A few interesting draft notes regarding players from this province:
• Terry Ryan Sr. (44th overall by the Minnesota North Stars in 1972) and Terry Ryan Jr. (eighth overall by the Montreal Canadiens in 1995) are the only father-son duo from Newfoundland to be selected in the NHL draft
• The Montreal Canadiens have selected the most players from this province in the draft — five. They are Terry French of Grand Falls-Windsor (25th overall, 1971); Gerard Gibbons of St. John’s (80th overall, 1973); Brad Brown of Baie Verte (18th overall, 1994); Terry Ryan Jr. of Mount Pearl (8th overall, 1995); and Michael Ryder of Bonavista (216th overall, 1998)
• The Toronto Maple Leafs have drafted only one Newfoundlander in franchise history — Rob Gladney of Clarenville, who went 24th overall in 1977
• The most players from this province selected in any one draft was four, in 1997. That year, Daniel Cleary went 13th, Harold Druken of St. John’s 36th overall (Vancouver), Jeff Sullivan of Brigus South 146th overall (Ottawa) and Keith Delaney of North River 155th overall (Florida).
• There have been six Newfoundlanders to play in the National Hockey League who were not drafted, the first being Alex Faulkner, the very first from this province to crack the NHL. The others are Joe Lundrigan, Doug Grant, Don Howse, Darren Langdon and Teddy Purcell. Technically, the number would be seven if you included forward Pascal Pelletier, who was born in Labrador City, but raised in Quebec.
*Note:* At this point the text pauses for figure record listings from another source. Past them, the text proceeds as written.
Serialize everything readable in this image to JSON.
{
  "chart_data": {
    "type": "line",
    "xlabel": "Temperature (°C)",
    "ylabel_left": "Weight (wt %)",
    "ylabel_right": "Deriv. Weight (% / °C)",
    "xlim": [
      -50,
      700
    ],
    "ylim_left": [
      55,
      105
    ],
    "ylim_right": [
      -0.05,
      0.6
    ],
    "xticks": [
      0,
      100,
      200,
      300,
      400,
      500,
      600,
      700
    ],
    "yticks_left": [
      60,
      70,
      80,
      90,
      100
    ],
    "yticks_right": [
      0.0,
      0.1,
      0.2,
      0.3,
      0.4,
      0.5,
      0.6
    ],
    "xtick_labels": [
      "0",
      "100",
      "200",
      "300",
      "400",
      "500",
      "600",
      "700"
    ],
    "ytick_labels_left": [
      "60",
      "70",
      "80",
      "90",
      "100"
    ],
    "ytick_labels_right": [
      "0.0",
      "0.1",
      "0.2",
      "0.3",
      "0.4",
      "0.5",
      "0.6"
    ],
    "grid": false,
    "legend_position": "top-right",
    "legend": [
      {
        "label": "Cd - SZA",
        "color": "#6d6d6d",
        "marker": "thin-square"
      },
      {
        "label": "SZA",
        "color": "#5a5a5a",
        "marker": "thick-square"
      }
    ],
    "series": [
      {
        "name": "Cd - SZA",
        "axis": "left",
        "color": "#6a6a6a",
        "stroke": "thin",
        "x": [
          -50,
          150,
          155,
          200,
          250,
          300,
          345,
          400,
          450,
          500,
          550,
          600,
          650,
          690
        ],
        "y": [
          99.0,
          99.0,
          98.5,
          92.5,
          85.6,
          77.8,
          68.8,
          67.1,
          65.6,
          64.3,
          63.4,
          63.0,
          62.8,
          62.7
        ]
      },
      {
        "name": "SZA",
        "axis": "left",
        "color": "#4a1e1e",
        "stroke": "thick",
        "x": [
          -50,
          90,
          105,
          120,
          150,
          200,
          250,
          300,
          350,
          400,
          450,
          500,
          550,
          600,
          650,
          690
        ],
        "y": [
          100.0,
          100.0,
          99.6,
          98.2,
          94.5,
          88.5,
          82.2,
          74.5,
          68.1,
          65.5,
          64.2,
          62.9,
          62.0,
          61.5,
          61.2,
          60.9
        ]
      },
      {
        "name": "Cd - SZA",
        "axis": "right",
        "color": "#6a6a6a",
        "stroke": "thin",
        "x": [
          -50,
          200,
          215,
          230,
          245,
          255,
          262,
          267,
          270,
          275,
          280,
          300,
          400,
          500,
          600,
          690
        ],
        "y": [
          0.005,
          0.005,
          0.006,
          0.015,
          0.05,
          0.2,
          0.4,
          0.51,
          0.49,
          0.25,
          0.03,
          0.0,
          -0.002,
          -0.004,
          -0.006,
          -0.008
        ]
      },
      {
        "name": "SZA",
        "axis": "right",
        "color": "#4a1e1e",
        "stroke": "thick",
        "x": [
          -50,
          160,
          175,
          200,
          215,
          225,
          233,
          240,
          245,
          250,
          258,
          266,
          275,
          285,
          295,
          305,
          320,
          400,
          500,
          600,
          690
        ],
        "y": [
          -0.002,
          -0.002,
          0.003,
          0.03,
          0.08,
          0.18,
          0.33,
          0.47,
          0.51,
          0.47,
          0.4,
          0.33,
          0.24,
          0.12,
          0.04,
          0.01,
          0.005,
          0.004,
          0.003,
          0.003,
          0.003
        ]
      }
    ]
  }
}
Newfoundlanders and Labradorians selected in NHL Draft
Players from Newfoundland and Labrador who have been selected in the National Hockey League Entry Draft, with overall selection and year (hometown in brackets):
*- indicates played in the NHL
- Terry French, F (Grand Falls-Windsor): 25th overall by Montreal, 1971
- Terry Ryan Sr., F (Grand Falls-Windsor): 44th overall by Minnesota, 1972
- Gerard Gibbons, D (St. John's): 80th overall by Montreal, 1973
- Kevin Neville, G (Corner Brook): 151st overall by Detroit, 1973
- Tony White*, F (Grand Falls-Windsor): 161st overall by Washington, 1974
- Bob Gladney*, D (Clarenville): 24th overall by Toronto, 1977
- Keith Brown*, D (Corner Brook): 7th overall by Chicago, 1979 #
- Paul Kenny, G (St. John's): 212th overall by Los Angeles, 1984
- Steve Hollett, F (St. John's), 187th overall by Washington, 1985 #
- Darren Colbourne, F (Corner Brook): 227th overall by Detroit, 1988
- Steve Locke, D (Mount Pearl): 223rd overall by New York Rangers, 1989
- John Slaney*, D (St. John's): 9th overall by Washington, 1990
- Dwayne Norris*, F (St. John's): 127th overall by Quebec, 1990
- Chad Penney*, F (St. John's): 25th overall by Ottawa, 1992
- Brad Brown*, D (Baie Verte): 18th overall by Montreal, 1994
- Gord Walsh, F (C.B.S.): 220th overall by New York Islanders, 1994
- Chris Pittman, F (Stephenville): 243rd overall by Quebec, 1994
- Terry Ryan Jr.*, F (Mount Pearl): 8th overall by Montreal, 1995
- Jason Morgan*, F (C.B.S.): 118th overall by Los Angeles, 1995
- Michael Pittman, F (Fox Harbour): 227th overall by Chicago, 1995
- Kurt Walsh, F (C.B.S.): 87th overall by Buffalo, 1996
- Daniel Cleary*, F (Harbour Grace): 13th overall by Chicago, 1997
- Harold Druken*, F (Shea Heights): 36th overall by Vancouver, 1997
- Jeff Sullivan, D (Brigus South): 146th overall by Ottawa, 1997
- Keith Delaney, F (North River): 155th overall by Florida, 1997
- Michael Ryder*, F (Bonavista): 216th overall by Montreal, 1998
- Ryane Clowe*, F (Fermeuse): 175th overall by San Jose, 2001
- Jason King*, F (Corner Brook): 212th overall by Vancouver, 2001
- Dale Sullivan, F (Calvert): 265th overall by Dallas, 2001
- Doug O'Brien*, D (St. John's): 192nd overall by Tampa Bay, 2003
- Mark Tobin, F (St. John's): 65th overall by Tampa Bay, 2004
- Dan LaCosta*, G (Labrador City): 93rd overall by Columbus, 2004
- Adam Pardy*, D (Bonavista): 173rd overall by Calgary, 2004
- Daniel Ryder, F (Bonavista): 74th overall by Calgary, 2005
- Colin Greening*, F (St. John's): 204th overall by Ottawa, 2005
- Luke Adam*, F (Kilbride): 44th overall by Buffalo, 2008
- James Melindy, D (Goulds): 88th overall by Phoenix, 2012
- Clark Bishop*, F (St. John's): 127th overall by Carolina, 2014
- Evan Fitzpatrick, G (St. John's): 59th overall by St. Louis, 2016
- Nathan Noel, F (St. John's): 113th overall by Chicago, 2016
# - Keith Brown and Steve Hollett were born in Newfoundland, but raised elsewhere in Canada.